The Cambridge History of English and American Literature in 18 Volumes (1907–21).
VOLUME XVI. Early National Literature, Part II; Later National Literature, Part I.

XIX. Early Humorists

§ 14. Locke: “Petroleum V. Nasby”

Locke was born in New York State and became in turn journeyman printer, reporter, and editor in an Ohio town only a few miles west of Cleveland and Artemus Ward, whom indeed Locke began by imitating. In 1861 he began a series of letters in his paper over the signature “Petroleum V. Nasby.” These letters were supposed to come from a pastor of the New Dispensation with “Copperhead” sympathies. Shortly afterwards “Nasby” settled in “Confedrit X Roads,” Kentucky, where he drank whiskey, and preached to negro-hating Democrats of the type of “Deekin Pogram.” After the war he received a commission as postmaster from Andrew Johnson. “Nasby” is a type of the backwoods preacher, reformer, workingman, postmaster, and chronic office-seeker, remarkable for his unswerving fidelity to the simple principles of personal and political selfishness. To him the luxuries of life are a place under the government, a glass of whiskey, a clean shirt, and a dollar bill. No writer even achieved popularity more quickly.

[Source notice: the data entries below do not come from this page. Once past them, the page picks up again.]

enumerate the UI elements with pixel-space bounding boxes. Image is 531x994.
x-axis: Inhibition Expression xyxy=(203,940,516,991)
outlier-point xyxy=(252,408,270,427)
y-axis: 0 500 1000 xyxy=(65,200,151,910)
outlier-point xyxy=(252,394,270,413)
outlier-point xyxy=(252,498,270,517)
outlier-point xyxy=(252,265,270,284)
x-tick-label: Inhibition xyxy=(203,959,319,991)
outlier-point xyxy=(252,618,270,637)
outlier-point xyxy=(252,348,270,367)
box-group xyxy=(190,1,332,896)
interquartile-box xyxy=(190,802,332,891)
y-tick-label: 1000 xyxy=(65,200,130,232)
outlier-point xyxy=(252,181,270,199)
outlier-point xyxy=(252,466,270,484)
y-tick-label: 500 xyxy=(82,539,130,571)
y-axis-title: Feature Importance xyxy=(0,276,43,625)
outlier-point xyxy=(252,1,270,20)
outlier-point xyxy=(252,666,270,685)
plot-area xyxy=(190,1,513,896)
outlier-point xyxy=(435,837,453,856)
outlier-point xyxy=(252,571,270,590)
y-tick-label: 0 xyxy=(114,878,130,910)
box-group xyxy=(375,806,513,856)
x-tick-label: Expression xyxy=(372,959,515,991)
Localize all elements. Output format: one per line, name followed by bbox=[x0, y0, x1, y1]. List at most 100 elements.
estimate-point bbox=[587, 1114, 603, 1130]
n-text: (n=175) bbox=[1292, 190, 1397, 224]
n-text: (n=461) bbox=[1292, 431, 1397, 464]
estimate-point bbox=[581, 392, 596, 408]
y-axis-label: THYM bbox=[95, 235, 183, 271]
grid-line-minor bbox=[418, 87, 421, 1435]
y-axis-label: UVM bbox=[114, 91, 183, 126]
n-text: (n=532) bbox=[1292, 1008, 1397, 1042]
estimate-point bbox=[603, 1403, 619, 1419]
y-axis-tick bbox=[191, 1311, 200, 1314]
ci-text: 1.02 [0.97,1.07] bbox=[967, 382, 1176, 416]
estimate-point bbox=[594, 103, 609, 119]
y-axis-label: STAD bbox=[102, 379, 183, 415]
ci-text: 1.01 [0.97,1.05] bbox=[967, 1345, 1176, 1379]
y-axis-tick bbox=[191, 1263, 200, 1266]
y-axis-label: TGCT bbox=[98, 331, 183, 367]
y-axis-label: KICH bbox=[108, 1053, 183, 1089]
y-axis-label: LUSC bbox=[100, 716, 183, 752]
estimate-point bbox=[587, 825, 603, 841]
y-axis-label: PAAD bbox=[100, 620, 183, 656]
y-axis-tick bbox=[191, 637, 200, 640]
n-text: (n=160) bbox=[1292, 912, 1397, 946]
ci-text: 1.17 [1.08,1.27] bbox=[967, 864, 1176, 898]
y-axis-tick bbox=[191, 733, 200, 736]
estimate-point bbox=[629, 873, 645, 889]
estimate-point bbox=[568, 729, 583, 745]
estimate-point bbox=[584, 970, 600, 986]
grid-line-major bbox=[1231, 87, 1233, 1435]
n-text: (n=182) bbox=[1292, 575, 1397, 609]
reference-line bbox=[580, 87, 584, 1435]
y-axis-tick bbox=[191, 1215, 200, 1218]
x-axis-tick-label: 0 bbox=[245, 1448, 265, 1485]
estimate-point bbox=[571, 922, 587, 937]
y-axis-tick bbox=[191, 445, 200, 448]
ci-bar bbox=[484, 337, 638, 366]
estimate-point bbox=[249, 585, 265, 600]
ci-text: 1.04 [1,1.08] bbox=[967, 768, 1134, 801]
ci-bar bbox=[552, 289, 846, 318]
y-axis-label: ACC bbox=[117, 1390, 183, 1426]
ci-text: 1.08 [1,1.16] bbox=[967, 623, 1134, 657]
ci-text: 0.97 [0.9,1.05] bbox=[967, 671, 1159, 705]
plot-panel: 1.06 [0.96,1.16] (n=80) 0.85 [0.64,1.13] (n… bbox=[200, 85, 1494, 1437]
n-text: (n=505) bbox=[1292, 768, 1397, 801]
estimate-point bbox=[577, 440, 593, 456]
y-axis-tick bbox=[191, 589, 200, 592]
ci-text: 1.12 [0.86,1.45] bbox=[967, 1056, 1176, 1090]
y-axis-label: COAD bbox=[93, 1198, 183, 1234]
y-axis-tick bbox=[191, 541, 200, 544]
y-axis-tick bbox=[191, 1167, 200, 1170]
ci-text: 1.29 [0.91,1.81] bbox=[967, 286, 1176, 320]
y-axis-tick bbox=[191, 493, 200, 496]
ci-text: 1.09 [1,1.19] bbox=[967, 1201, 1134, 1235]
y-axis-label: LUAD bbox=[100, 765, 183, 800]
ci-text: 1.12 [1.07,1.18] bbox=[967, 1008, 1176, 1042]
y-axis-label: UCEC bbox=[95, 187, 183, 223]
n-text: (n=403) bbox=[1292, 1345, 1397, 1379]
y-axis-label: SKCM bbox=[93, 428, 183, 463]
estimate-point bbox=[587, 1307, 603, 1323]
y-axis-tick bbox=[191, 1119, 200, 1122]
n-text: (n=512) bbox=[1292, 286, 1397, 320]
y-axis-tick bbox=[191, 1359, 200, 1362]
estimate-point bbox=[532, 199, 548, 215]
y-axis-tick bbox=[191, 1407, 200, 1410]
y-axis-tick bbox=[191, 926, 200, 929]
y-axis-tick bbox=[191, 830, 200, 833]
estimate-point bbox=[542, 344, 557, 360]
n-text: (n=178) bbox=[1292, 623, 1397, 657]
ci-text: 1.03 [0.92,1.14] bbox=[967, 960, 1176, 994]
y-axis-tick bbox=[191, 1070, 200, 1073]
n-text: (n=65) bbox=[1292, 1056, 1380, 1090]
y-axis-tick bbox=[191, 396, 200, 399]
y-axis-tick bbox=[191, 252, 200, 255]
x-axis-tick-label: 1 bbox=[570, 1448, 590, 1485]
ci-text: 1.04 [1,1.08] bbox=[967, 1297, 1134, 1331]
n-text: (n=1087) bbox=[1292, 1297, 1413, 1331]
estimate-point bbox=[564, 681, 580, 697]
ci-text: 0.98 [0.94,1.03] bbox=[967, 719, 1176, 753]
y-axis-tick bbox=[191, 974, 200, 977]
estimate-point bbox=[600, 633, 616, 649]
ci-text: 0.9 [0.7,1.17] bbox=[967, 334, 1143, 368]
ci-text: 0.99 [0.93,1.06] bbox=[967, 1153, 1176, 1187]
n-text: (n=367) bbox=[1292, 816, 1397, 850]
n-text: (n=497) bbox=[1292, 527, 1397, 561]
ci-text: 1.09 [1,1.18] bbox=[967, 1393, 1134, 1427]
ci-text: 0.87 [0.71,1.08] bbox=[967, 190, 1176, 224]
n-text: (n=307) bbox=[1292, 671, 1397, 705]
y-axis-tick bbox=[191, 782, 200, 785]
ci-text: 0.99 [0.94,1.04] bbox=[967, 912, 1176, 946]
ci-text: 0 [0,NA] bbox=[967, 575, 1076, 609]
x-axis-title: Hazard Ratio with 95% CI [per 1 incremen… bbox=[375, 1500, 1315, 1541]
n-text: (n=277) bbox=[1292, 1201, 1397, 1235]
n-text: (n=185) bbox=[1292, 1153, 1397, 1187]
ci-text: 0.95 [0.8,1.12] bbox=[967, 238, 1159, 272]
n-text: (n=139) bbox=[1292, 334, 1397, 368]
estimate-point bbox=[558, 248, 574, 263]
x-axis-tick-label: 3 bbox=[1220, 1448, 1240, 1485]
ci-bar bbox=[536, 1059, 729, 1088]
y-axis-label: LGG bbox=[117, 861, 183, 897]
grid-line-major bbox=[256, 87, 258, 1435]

The letters were published in all the Northern papers, were as eagerly expected as news of the battles, and universally read by the Federal soldiers. “Nasby” was not only a humorist but he was a great force in carrying on the reconstructive measures of the Republican party after the war by his laughable but coarse and merciless pictures of the lowest elements in the Western States that had been opposed to the policy of equal justice.